Dito isto, ninguém estranha que este mesmo destacado dirigente do PS tenha dado uma entrevista (JN, 15/12/2014) assumindo que o próximo governo tem que ser capaz de fazer convergências para dar «confiança aos investidores». Mas se alguém duvidasse do que pretendia dizer, puxou da sua experiência na autarquia para afirmar que, quanto a possibilidades de alianças, acha que as poderá fazer com «alguns sociais-democratas» do PSD e «um ou outro democrata-cristão» do CDS.
Vejamos agora a questão dos «independentes» e o papel que poderão assumir na resolução dos problemas e na mudança de políticas. Depois da gestão anterior de Rui Rio e da coligação PSD/CDS ter «batido os recordes» de autoritarismo, de prepotência, de postura antidemocrática, de desrespeito pelos órgãos eleitos, de hostilização de grande parte das forças sociais da cidade, dificilmente seria possível fazer igual ou pior. Nesta perspectiva, fica fácil notar que não é complicado à maioria Rui Moreira/CDS/PS, no actual contexto, projectar uma imagem de mudança de estilo.

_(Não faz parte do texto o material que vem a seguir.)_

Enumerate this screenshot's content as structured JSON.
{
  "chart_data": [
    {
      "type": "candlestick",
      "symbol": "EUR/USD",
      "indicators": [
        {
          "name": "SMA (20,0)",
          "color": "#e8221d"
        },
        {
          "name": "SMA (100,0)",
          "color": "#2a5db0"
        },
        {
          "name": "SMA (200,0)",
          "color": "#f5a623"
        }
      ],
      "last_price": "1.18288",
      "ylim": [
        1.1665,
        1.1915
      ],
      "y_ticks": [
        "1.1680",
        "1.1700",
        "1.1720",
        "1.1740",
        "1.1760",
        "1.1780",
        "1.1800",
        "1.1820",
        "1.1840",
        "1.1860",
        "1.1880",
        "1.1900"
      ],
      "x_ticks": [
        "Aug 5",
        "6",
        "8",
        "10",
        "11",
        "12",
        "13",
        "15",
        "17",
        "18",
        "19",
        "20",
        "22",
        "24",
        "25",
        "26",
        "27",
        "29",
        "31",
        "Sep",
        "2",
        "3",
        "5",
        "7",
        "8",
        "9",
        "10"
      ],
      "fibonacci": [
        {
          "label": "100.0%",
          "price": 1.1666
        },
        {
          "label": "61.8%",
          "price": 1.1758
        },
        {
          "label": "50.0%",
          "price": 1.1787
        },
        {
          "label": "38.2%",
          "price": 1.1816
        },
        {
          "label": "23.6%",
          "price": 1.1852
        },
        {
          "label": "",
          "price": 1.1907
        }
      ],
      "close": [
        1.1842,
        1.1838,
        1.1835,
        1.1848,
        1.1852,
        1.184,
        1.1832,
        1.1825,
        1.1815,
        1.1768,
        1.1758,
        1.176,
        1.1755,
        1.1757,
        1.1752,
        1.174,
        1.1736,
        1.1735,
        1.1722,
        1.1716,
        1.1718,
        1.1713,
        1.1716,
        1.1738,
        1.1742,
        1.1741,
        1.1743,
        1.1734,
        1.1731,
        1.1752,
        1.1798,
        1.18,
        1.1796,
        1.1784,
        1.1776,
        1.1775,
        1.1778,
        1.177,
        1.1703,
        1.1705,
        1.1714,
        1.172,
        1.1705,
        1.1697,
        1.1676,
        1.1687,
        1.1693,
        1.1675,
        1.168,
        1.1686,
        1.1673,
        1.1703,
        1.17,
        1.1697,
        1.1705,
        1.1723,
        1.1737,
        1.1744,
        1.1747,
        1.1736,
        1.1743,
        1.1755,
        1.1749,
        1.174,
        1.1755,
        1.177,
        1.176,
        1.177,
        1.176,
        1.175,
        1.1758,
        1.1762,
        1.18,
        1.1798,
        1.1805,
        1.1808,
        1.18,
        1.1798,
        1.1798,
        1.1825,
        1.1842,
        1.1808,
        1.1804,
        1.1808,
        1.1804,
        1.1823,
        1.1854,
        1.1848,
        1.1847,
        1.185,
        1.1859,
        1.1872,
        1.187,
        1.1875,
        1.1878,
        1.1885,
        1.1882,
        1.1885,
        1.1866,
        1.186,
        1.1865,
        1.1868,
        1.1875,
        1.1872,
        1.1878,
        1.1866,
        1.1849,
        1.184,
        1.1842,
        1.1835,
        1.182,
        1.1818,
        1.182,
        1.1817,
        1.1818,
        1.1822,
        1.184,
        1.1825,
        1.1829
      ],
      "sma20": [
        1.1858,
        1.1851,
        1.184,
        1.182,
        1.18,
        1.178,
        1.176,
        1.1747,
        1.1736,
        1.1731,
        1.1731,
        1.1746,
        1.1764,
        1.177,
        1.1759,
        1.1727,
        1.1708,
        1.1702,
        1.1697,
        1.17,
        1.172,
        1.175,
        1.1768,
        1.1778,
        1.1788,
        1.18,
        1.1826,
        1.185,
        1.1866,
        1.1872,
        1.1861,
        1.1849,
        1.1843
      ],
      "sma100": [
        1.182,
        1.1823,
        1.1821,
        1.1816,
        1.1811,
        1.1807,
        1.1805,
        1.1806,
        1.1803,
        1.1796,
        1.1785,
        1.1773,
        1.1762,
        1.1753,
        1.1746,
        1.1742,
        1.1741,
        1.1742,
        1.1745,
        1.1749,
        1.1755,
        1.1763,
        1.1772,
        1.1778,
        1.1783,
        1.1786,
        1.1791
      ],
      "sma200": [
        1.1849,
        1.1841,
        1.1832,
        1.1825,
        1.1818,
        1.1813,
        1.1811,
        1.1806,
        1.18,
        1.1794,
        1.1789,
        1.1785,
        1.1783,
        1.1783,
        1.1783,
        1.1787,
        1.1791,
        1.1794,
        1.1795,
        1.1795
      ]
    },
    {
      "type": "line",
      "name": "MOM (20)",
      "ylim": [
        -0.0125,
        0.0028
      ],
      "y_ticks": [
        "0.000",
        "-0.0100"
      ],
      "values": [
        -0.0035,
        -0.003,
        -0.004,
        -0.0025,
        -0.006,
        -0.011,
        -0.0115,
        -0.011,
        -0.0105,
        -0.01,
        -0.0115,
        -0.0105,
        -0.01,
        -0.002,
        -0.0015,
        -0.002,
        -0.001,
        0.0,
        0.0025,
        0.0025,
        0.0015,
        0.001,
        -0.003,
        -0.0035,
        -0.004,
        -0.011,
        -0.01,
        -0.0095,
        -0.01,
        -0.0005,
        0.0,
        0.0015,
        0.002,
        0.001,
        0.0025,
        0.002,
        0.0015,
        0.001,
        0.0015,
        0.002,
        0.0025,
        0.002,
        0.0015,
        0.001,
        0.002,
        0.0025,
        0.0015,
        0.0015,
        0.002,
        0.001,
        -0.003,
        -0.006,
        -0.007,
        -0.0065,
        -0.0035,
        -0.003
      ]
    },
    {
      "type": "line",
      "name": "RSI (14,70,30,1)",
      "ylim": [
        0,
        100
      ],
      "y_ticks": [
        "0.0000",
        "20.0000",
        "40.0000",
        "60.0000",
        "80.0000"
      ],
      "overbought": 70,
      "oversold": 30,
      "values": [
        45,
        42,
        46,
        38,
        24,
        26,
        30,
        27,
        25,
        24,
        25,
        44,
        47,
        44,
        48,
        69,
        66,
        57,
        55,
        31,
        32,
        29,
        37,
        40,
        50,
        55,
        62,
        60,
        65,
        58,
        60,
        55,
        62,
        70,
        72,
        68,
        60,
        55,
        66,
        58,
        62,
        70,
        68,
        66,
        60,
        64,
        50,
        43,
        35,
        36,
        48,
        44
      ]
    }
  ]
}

Mas não podemos confundir mais simpatia com novas políticas e, à luz das decisões tomadas neste primeiro ano de mandato, conclui-se facilmente que não há ruptura com as principais orientações políticas. Vejamos alguns exemplos desta governação:
- fomentou ilusões sobre a possibilidade de municipalização STCP, para depois divulgar estudos técnicos que defendem como solução os despedimentos de trabalhadores, privatização e cortes de linhas. Rejeitou a moção da CDU de combate à privatização da empresa;
- desencadeou processos de privatização do Pavilhão Rosa Mota e do estacionamento na Via Pública;
- promove um modelo de reabilitação do centro histórico que expulsa moradores e elitiza o acesso à habitação nesta área;
- saudou gravosas medidas do Governo para a cidade, como o fecho de esquadras PSP e o encerramento do único Serviço de Atendimento de Situações Urgentes, mantendo um silêncio cúmplice em relação à decisão de encerramento do Hospital Joaquim Urbano;
- perante uma auditoria que expõe graves irregularidades em torno do negócio imobiliário para a construção de apartamentos de luxo nos terrenos do actual Bairro do Aleixo, parece empenhar-se em salvar o modelo desta negociata, recusando a proposta da CDU de extinção do fundo imobiliário em causa e de construção nova habitação social;
- apesar de ter assinado com os sindicatos o acordo para as 35 horas, continua sem as aplicar.
Construir a alternativa
Sem querer fazer extrapolações directas para a realidade nacional, este exemplo, que envolve altos responsáveis do PS, o apoio do CDS (manifestado pelo próprio Paulo Portas) e o compromisso de não oposição do PSD (afirmada pelo seu porta-voz nacional) mostra que apesar de todos os «discursos de esquerda», o povo do Porto continua a ter um poder autárquico dirigido com políticas de direita, com aval e empenho do PS.
A alternância, os «entendimentos responsáveis» entre PS/PSD/CDS, os chamados independentes e os discursos de esquerda do PS convergem no sentido do branqueamento das responsabilidades destes partidos na situação nacional, para a difusão de ilusões e para o impedimento de soluções alternativas.
Tal como temos vindo a afirmar, do que precisamos não é de palavras e discursos bonitos ou de «esquerda», mas de actos concretos e de opções políticas em favor dos trabalhadores e das populações. O problema do País não é de caras mas de programas políticos.